Podczas 44. Festiwalu Polskich
Filmów Fabularnych w Gdyni rozgorzała gorąca dyskusja na temat przyszłości tego
wydarzenia. W jednej kwestii wszyscy są zgodni. Musi wrócić na festiwal funkcja
dyrektora artystycznego, kogoś kto będzie odpowiadał za kształt tego
przedsięwzięcia. Padły pierwsze pomysły i propozycje. Z taką też wyszedł Michał
Oleszczyk, który przez trzy lata piastował tę funkcję. I choć wiele osób
namawia go na powrót, to sam zainteresowany wychodzi z inną propozycją. Bardzo
też ciekawie przedstawia swoje przemyślenia na temat roli dyrektora artystycznego festiwalu
filmowego.
Oto jego post w tym temacie,
zamieszczony w internecie. Wiele z jego obserwacji jest bardzo trafnych. Może
warto wziąć te uwagi pod rozwagę podczas kształtowania się szczegółowych praw i
obowiązków dyrektora artystycznego. Oto co pisze Michał Oleszczyk:
Może jestem dziwakiem, ale w
ostatnich miesiącach dużo myślałem o instytucji dyrektora artystycznego na
festiwalu filmowym. I wyszło mi, przynajmniej na mój śląski rozum, co
następuje:
(1) że gdyby zatrudnianie
dyrektora artystycznego było pomysłem złym, to najlepsze festiwale na świecie
już dawno by z takowego zatrudniania zrezygnowały (czego nie czynią);
(2) że dyrektor artystyczny to
taka osoba, która bierze na klatę odpowiedzialność za decyzje trudne, za które
ciała gremialne odpowiedzialności nigdy wziąć nie będą chciały. Ciała gremialne
mają bowiem to do siebie, że zawsze jest się w nich "za kim schować",
podczas gdy dyrektor artystyczny ma imię, nazwisko, telefon, adres biura, a
także — last but not least — tzw. klatę. Najlepiej, by była to klata wyćwiczona
w przyjmowaniu ciosów — zarówno tych wymierzonych pochopnie, jak i tych
wymierzonych słusznie, ilekroć dyrektor artystyczny podejmie decyzję nietrafną;
(3) że dyrektor artystyczny
festiwalu filmowego to taki człowiek, który ogląda światowe kino na potęgę;
śledzi trendy; rozmawia z twórcami; przykłada ucho do szyn kinematografii i
stara się usłyszeć, jaki pociąg przejedzie tymi szynami za miesiąc, za rok i za
dwa.
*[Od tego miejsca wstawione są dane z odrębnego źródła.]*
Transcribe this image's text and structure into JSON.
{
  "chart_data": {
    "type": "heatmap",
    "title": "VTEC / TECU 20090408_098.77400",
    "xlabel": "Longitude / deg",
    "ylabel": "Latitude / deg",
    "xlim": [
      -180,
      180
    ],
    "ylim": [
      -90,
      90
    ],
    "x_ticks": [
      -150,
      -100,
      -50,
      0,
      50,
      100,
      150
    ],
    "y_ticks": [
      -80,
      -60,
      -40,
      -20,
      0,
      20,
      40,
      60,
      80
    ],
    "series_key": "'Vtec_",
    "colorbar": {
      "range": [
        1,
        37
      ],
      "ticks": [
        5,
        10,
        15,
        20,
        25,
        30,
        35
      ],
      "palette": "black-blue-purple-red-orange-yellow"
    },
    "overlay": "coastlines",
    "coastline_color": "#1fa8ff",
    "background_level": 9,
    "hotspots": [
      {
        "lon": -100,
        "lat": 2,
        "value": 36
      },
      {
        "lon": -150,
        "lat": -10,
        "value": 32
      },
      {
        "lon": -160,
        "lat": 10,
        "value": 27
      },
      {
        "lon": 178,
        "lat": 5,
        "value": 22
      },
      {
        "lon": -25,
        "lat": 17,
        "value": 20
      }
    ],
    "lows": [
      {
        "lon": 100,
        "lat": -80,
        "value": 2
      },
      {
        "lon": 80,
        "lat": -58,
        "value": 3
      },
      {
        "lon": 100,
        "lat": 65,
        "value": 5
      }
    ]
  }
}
I który następnie, układając program, tak komponuje paletę filmów, paneli
i wydarzeń towarzyszących, by krzesała ona dyskusję, ferment, rozmowę,
współpracę, wymianę myśli -- i kontakty biznesowe;
(4) że dyrektor artystyczny
pracuje przez okrągły rok — jeżdżąc po festiwalach, nawiązując kontakty
międzynarodowe, zapraszając na zatrudniający go festiwal coraz to nowych
fachowców, których kontakt z prezentowanym na festiwalu kinem i obecnymi na nim
artystami może przyczynić się do wzrostu rodzimej branży i do ciągłego
promowania spuścizny artystycznej swojego kraju;
(5) że dyrektor artystyczny nie
dopuściłby do sytuacji, w której goszczący na festiwalu znakomici kuratorzy
zagraniczni mówią, że co prawda marzyli o obejrzeniu któregoś z
odrestaurowanych cyfrowo klasyków z myślą o ewentualnym ich promowaniu, ale
zabrakło pokazu z angielskimi napisami, względnie odpowiedniego
zakomunikowania, które seanse klasyki posiadają napisy (sprowadzenie każdego
gościa zagranicznego to spore koszta; tacy goście powinni być precyzyjnie
informowani i prowadzeni przez festiwal w sposób przemyślany i maksymalnie
efektywny);
(6) że dyrektor artystyczny jest
tą osobą, która w ramach dużej imprezy ogarnia całość programu i pamięta o
każdej jego śrubce, tak by te śrubki i tłoki wzajemnie się nie wykluczały i nie
powodowały absurdalnych kolizji;
(7) że dyrektor artystyczny jest
w ciągłym kontakcie z ekipą festiwalową i pozostaje osobą łączącą zacne gremia
organizacyjne z kobietami i mężczyznami pracującymi w pocie czoła na miejscu:
na pokładzie, pod pokładem i w kotłowni festiwalu, tak by rozwiązywać kryzysy i
usprawniać komunikację;
(8) że dyrektor artystyczny
festiwalu krajowego powinien działać w ścisłej współpracy z filmowcami tego
kraju i z każdym rokiem pracy uczyć się wsłuchiwać w ich głos coraz to lepiej i
coraz to uważniej; bo to właśnie ci filmowcy tworzą kino, a dyrektor jest
zaledwie kuratorem i symbolicznym gospodarzem miejsca, które ma jak najlepiej
eksponować ich talent i pracę: od talentów reżysera po talent montażysty i
scenografa;
(9) że dyrektor artystyczny to
funkcja niełatwa do pełnienia, ale potrzebna i pożyteczna.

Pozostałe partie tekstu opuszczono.